GUWAHATI: The five-judge Constitution Bench of the Supreme Court’s has posted to December 13 the final hearing of petitions challenging the constitutional validity of Sec 6A of the Citizenship Act, which was inserted in 1985 in conformity with the Assam Accord, and gave a new cut-off date for detection of foreigners in Assam different from the rest of India.

The petitions were filed in 2012 by Assam Sanmilta Mahasangha represented by its working president Matiur Rahman, now banned National Democratic Front of Boroland represented by its general secretary Gobinda Basuamatary, who is now an MLA of BJP’s ally, UPPL, Indigenous Tribal People’s Federation represented by its president Rana Prasad Deuri and All Assam Bhojpuri Parishad represented Parsuram Dubey.
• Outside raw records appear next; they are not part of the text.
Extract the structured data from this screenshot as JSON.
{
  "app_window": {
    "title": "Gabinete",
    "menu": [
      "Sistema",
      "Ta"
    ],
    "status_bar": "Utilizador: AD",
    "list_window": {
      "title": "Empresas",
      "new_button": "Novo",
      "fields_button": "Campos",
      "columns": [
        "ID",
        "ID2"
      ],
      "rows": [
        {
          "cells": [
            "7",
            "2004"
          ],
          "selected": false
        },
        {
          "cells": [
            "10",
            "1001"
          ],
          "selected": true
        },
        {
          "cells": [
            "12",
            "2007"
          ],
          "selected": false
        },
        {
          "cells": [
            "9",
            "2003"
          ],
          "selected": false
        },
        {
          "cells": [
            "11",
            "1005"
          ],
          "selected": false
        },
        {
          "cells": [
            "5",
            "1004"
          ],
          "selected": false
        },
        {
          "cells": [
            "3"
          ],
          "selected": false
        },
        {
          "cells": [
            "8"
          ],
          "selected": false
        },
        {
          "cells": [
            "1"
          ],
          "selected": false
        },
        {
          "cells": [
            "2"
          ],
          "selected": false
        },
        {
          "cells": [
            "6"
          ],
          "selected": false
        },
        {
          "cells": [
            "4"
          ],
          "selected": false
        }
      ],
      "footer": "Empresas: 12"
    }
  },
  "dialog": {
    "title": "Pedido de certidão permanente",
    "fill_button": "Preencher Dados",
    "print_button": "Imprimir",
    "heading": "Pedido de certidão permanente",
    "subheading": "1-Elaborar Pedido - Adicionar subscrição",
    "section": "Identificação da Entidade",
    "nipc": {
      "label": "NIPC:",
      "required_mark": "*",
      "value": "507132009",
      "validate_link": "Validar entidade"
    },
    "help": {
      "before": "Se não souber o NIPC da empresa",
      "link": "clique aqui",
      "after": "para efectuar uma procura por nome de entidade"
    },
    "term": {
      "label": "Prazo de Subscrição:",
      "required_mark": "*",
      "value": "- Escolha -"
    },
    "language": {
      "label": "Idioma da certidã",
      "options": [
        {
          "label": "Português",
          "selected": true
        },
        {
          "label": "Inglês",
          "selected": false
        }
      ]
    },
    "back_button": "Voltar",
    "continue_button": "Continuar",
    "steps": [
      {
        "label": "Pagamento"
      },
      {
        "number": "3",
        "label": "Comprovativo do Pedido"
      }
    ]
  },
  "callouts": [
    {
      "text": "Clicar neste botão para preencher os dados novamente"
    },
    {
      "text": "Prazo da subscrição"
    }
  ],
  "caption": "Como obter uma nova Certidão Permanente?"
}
The five-judge bench comprises justices DY Chandrachud, MR Shah, Krishna Murari, Hima Kohli and PS Narasimha.

Assam Sanmilita Mahasangha, the principal petitioner, had challenged Section 6A of the Citizenship Act in 2012 on the grounds that this section was discriminatory, illogical and unlawful as it provided a new cut-off date for detecting an illegal migrant who entered Assam and was different from the one applicable for the rest of India. In 2014, a SC bench of justices Rohinton Fali Nariman and Ranjan Gogoi had referred the matter to a Constitution Bench. The Constitution Bench was formed in April 2017, but most of the judges in the said Bench have retired following which Chief Justice UU Lalit has now constituted the present Bench.
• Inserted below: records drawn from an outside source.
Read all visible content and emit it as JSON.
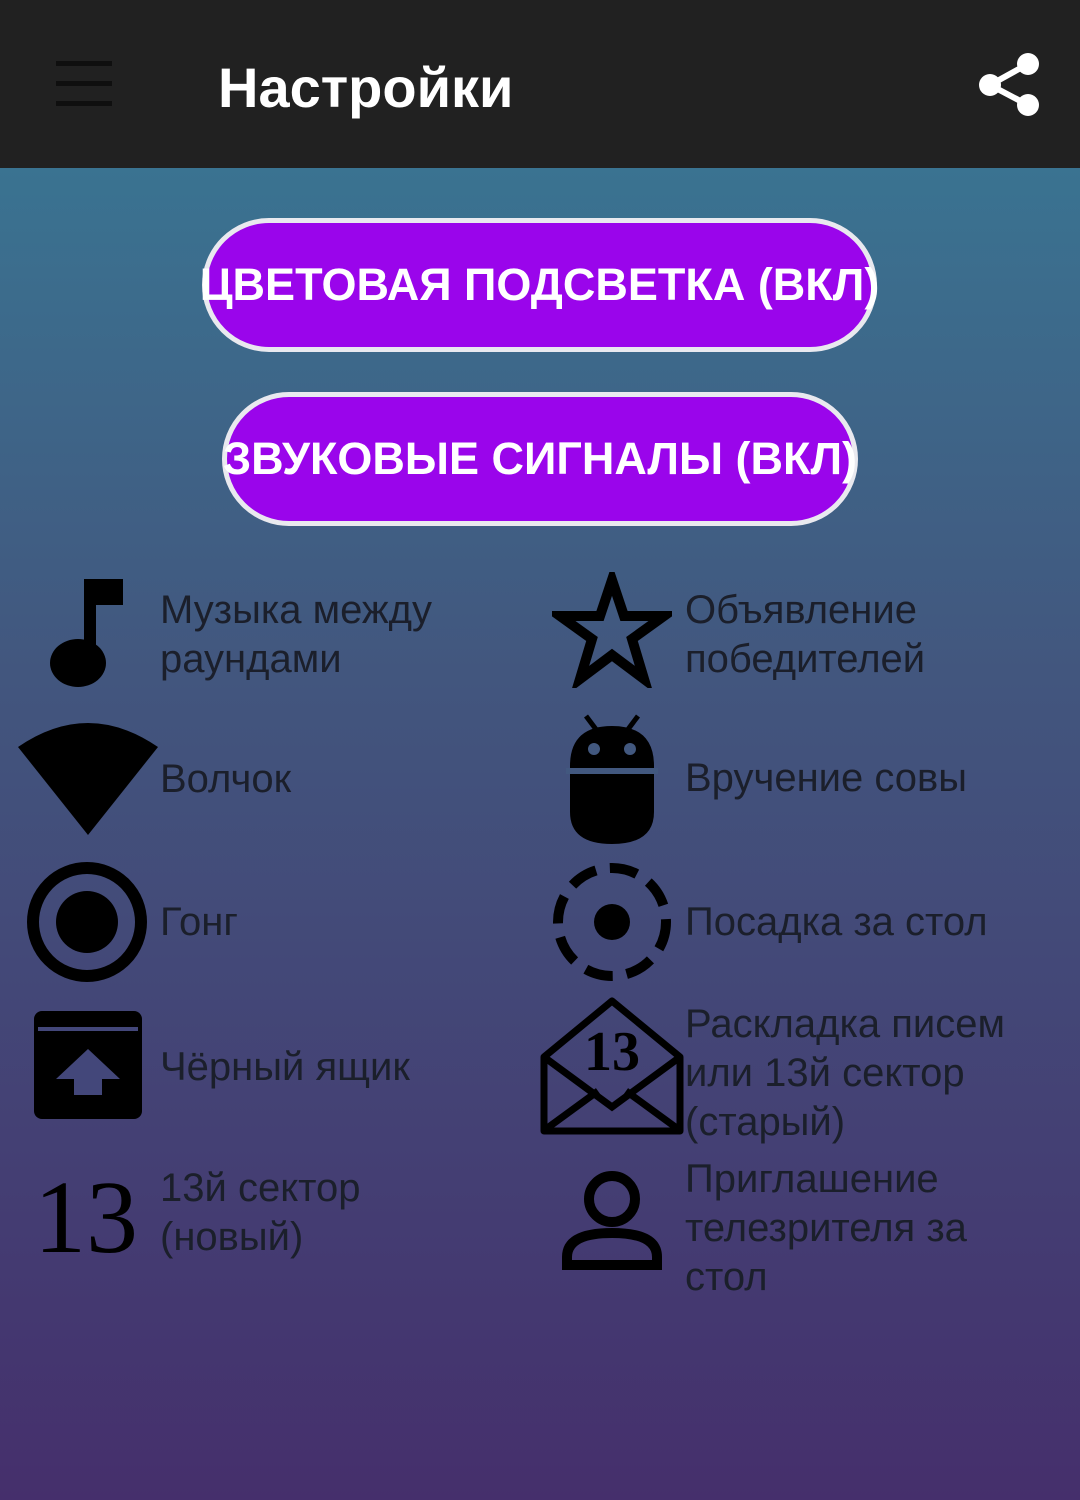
{
  "app_bar": {
    "title": "Настройки",
    "menu_icon": "hamburger-menu-icon",
    "share_icon": "share-icon"
  },
  "toggles": [
    {
      "label": "ЦВЕТОВАЯ ПОДСВЕТКА (ВКЛ)"
    },
    {
      "label": "ЗВУКОВЫЕ СИГНАЛЫ (ВКЛ)"
    }
  ],
  "options": [
    {
      "label": "Музыка между раундами",
      "icon": "music-note-icon"
    },
    {
      "label": "Объявление победителей",
      "icon": "star-outline-icon"
    },
    {
      "label": "Волчок",
      "icon": "wifi-signal-icon"
    },
    {
      "label": "Вручение совы",
      "icon": "android-icon"
    },
    {
      "label": "Гонг",
      "icon": "radio-button-icon"
    },
    {
      "label": "Посадка за стол",
      "icon": "dashed-target-icon"
    },
    {
      "label": "Чёрный ящик",
      "icon": "archive-up-icon"
    },
    {
      "label": "Раскладка писем или 13й сектор (старый)",
      "icon": "envelope-13-icon",
      "icon_text": "13"
    },
    {
      "label": "13й сектор (новый)",
      "icon": "number-13-icon",
      "icon_text": "13"
    },
    {
      "label": "Приглашение телезрителя за стол",
      "icon": "person-outline-icon"
    }
  ],
  "colors": {
    "app_bar": "#212121",
    "button_fill": "#9a05eb",
    "button_border": "#e9e9ef",
    "gradient_top": "#3a7391",
    "gradient_bottom": "#452f6c",
    "label_text": "#1b1f2b"
  }
}
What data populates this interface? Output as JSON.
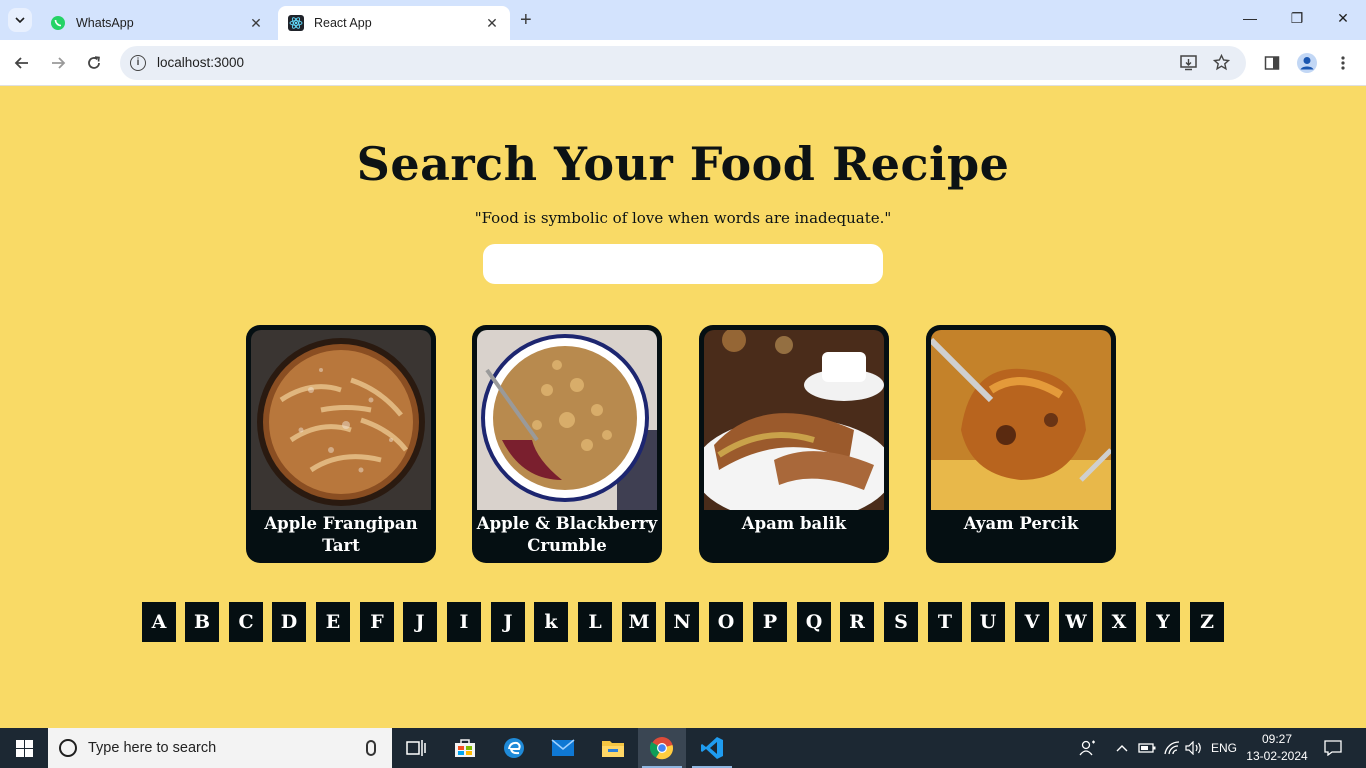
{
  "browser": {
    "tabs": [
      {
        "title": "WhatsApp",
        "active": false,
        "icon": "whatsapp-icon"
      },
      {
        "title": "React App",
        "active": true,
        "icon": "react-icon"
      }
    ],
    "url": "localhost:3000"
  },
  "page": {
    "heading": "Search Your Food Recipe",
    "quote": "\"Food is symbolic of love when words are inadequate.\"",
    "search_placeholder": "",
    "cards": [
      {
        "name": "Apple Frangipan Tart"
      },
      {
        "name": "Apple & Blackberry Crumble"
      },
      {
        "name": "Apam balik"
      },
      {
        "name": "Ayam Percik"
      }
    ],
    "letters": [
      "A",
      "B",
      "C",
      "D",
      "E",
      "F",
      "J",
      "I",
      "J",
      "k",
      "L",
      "M",
      "N",
      "O",
      "P",
      "Q",
      "R",
      "S",
      "T",
      "U",
      "V",
      "W",
      "X",
      "Y",
      "Z"
    ]
  },
  "taskbar": {
    "search_placeholder": "Type here to search",
    "language": "ENG",
    "time": "09:27",
    "date": "13-02-2024"
  },
  "colors": {
    "page_background": "#f9da66",
    "card_background": "#050f12",
    "letter_background": "#050f12"
  }
}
The tripartite Assam Accord was signed between the Centre, the Assam government and the All Assam Students Union after a six-year-long anti-foreigners’ movement on August 15, 1985 under which January 1, 1966 was fixed as the cut-off date for detection of foreigners. People who had entered Assam from Bangladesh before this cut-off date and those whose names appeared on the electoral rolls used in the 1967 Lok Sabha were to be regularised as Indian nationals.

People who came between this and March 24, 1971 were to be detected as per the provisions of the Foreigners Act, 1946 and the Foreigners (Tribunals) Order, 1964. This category of people would have all rights, except voting rights, for 10 years.